Author: Eric Chang, Nguyen Phuong Dang, Andrew Lim, Lauren Lukas, Lijun Ma, Yutaka Natsuaki, Zhengzheng Xu, Hualin Zhang 👨🔬
Affiliation: Radiation Oncology, Keck School of Medicine of USC 🌍
Purpose: Harnessed the power of AI and Deep Learning (DL), Generalized Neural Network models for medical image transformation are trained to predict target images from reference images, often requiring paired training data of any modalities on the same patient. However, the availability of such paired datasets in clinical settings is a limiting factor in further developing clinical applications. This study addresses two key questions: 1) Are these transformation models reversible? 2) Can they be stacked in series? By validating these properties, we aim to demonstrate that these models are modular, allowing target image transformations in any direction without the need for paired training data.

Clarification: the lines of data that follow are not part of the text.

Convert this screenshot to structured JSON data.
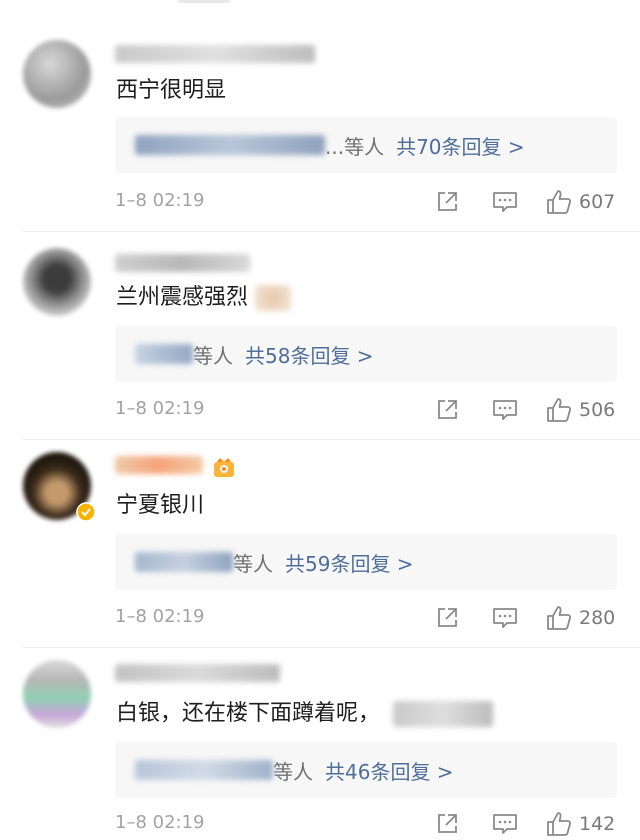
{
  "comments": [
    {
      "text": "西宁很明显",
      "reply_suffix": "...等人",
      "reply_count": "共70条回复 >",
      "timestamp": "1–8 02:19",
      "likes": "607"
    },
    {
      "text": "兰州震感强烈",
      "reply_suffix": "等人",
      "reply_count": "共58条回复 >",
      "timestamp": "1–8 02:19",
      "likes": "506"
    },
    {
      "text": "宁夏银川",
      "reply_suffix": "等人",
      "reply_count": "共59条回复 >",
      "timestamp": "1–8 02:19",
      "likes": "280"
    },
    {
      "text": "白银，还在楼下面蹲着呢，",
      "reply_suffix": "等人",
      "reply_count": "共46条回复 >",
      "timestamp": "1–8 02:19",
      "likes": "142"
    }
  ],
  "icons": {
    "share": "share-icon",
    "comment": "comment-icon",
    "like": "thumbs-up-icon",
    "badge": "fan-badge-icon"
  },
  "colors": {
    "reply_link": "#4f6e9a",
    "meta_text": "#a3a3a3",
    "reply_bg": "#f7f7f7"
  }
}
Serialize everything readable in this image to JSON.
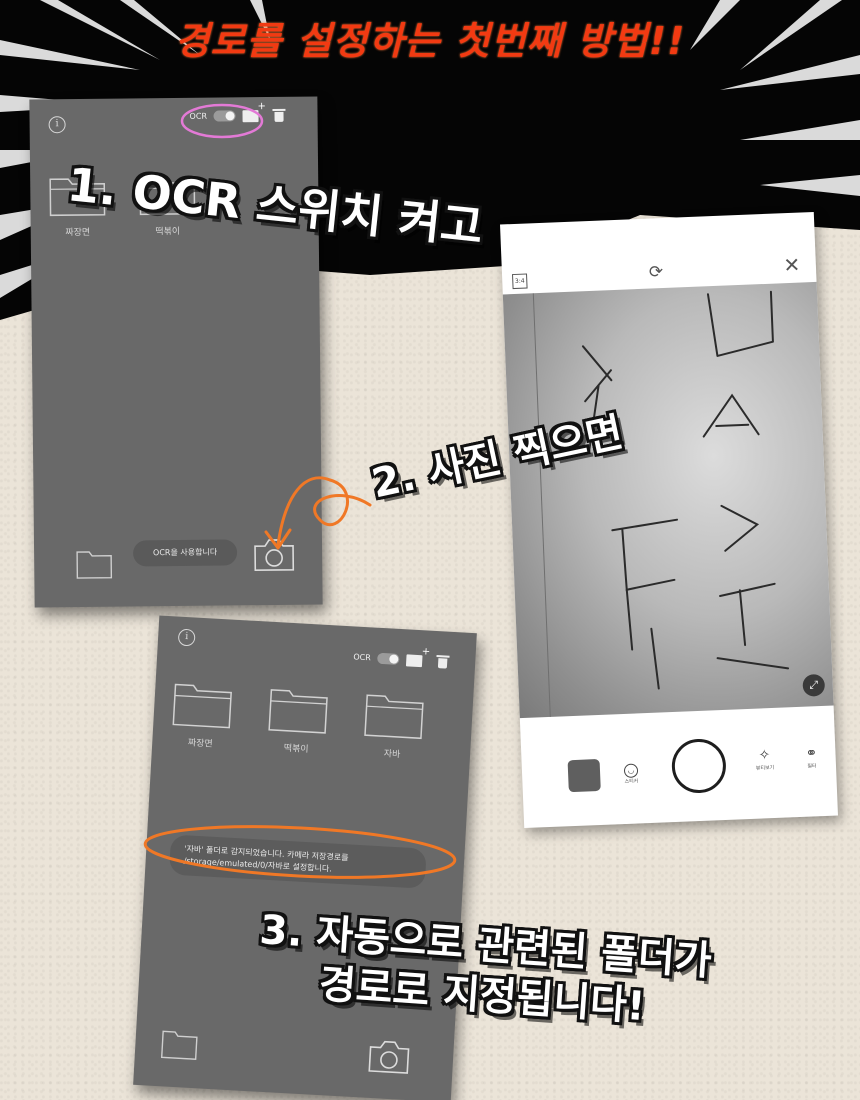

Methods: Data from the SynthRAD 2023 Synthetic CT challenge was utilized, consisting of four pre-processed image pair sets (n=180 per set): Brain MR-CT, Pelvis MR-CT, Brain CBCT-CT, and Pelvis CBCT-CT. Three transformation models were developed for each imaging pair (total of six models): MR to Synthetic CT, CT to Synthetic MR, and CBCT to Synthetic CT. These models were built using TensorFlow U-Net on Python, with DL tasks conducted on an Ubuntu Linux system utilizing four Nvidia GPUs (10GB each). The MR-CT models were trained for 350 epochs, and the CBCT-CT models for 100 epochs, with a batch size of 12 images and a minimum of three models per DL task.
Results: The forward and reverse CT-MR models successfully predicted high-quality images for both brain and pelvis datasets. The CBCT-CT model effectively reduced CBCT artifacts, and the subsequent CT-MR model converted the synthetic CT images into comparable synthetic MR images, demonstrating successful image transformations.
Conclusion: This study confirms that medical imaging transformation models are both reversible and stackable in series. These models can be constructed without requiring direct reference-target image pairs, providing enhanced flexibility and applicability for various imaging modalities in clinical practice.